What a day! My friend Philip and I decided that it was now time to check Whitehorse off of our list. And so we went on Saturday, leaving the car at 8.30am thinking we'd be fine on time. Well, we did summit but we finished with headlamps... :) Let me try to share some details as best I can with apologies to others who posted "it would be unfair to succeed on the first go" and with many thanks to the trip reports saying "go right" (the Volken book says "go left").
Obviously, at this time of the year, the snow starts high. We started skinning at 2500 feet. So be ready for 2000 feet of not much fun. 1000 feet of ok fun. And the remaining 3000+ feet of awesome.
The hike on the trail after ditching the car at 500 feet is totally fine. And then you hit the river. We walked on the right side of the river until we hit some impassable cliffs. At that point, shoes off and feet in the water. Ouch, it's cold. We crossed the river and hiked on the left side of the river until we arrived at a flat area with a big waterfall. We crossed the river again and went over the waterfall on its right side. After that, there were some big snow bridges over the river allowing faster travel. Until the second big waterfall at 1100 feet, clearly impassable. And that's where we decided to trust the trip reports talking about various ways of going up on the right. So we went right into a not-so-obvious "gulley" for 1400 feet. Sometimes it was easier to move in the middle of the gulley, sometimes on the left side of the gulley under big trees. Basically, a classic bushwacking.

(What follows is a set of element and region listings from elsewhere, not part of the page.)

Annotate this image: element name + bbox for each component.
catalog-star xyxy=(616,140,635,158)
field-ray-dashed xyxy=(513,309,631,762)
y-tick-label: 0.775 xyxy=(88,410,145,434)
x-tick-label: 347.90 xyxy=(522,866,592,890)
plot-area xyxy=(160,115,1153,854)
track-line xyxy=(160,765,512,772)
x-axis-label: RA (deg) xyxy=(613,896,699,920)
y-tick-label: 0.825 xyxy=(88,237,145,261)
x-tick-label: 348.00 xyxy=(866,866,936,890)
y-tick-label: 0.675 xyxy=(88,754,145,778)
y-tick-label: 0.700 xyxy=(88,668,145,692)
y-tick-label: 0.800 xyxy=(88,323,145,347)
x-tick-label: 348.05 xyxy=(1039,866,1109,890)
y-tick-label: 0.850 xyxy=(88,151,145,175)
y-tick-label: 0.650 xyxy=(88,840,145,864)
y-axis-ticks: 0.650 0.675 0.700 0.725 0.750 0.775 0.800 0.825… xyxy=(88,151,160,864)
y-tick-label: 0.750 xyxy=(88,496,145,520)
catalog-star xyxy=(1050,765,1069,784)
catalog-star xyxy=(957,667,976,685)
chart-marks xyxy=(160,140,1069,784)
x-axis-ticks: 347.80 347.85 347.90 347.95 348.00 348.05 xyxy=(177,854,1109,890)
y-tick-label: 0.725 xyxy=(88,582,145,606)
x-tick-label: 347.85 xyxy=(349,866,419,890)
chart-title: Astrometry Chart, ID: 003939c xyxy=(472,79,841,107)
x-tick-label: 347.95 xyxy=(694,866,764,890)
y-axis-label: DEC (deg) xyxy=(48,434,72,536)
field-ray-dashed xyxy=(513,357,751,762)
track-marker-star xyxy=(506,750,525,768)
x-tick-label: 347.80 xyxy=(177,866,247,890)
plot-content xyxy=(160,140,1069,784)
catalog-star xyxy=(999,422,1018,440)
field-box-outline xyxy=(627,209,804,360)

We knew we had to eventually turn left to region the main gulley. But since you cannot see anything, we kept climbing until we were sure we could cross without encountering cliffs of other hazards (of course, slide alder abounds as well as devil's club - lovely). At 2400 feet, we could see the way out and we angled left, arriving at the snow.
But, but, even though we were at the snow, the first 1000 feet of skinning were tough. Lots of avalanche debris, trees, melted patches... It took time. To be clear, by then, we are far right of the main gulley you can see from the road (or on the picture in the Volken book - so completely on the other side of what the book says). Around 3400 feet, the snow became continuous and we could start skinning more efficiently in the south east direction. The conditions were good apart from a few major cracks in the snow banks and a lot of stuff falling from the cliffs on the right hand side.
The boot pack to the saddle at 5700 was fine. Steep but firm. And the last push to the summit was smooth, although we couldn't see much as the clouds were swirling around a lot. We booted the last 100 or so feet to the summit.
The clouds broke for a bit for us to enjoy the view. What a mountain!
As it was 5.30pm by then (yes, all this effort took time), we put on our skis right on the summit and retraced our skin track (as recommended). Great corn. Beautiful turns.
We picked up our approach shoes at 2500 feet and made our way down the way we went up. The goal was to do the final river crossing without headlamps and it was just so. But headlamps on the trail back to the car.
Overall, amazing day. Big effort. It would be great to ski this in powder but it truly is a massive avalanche funnel, so conditions have to be just right. So be careful.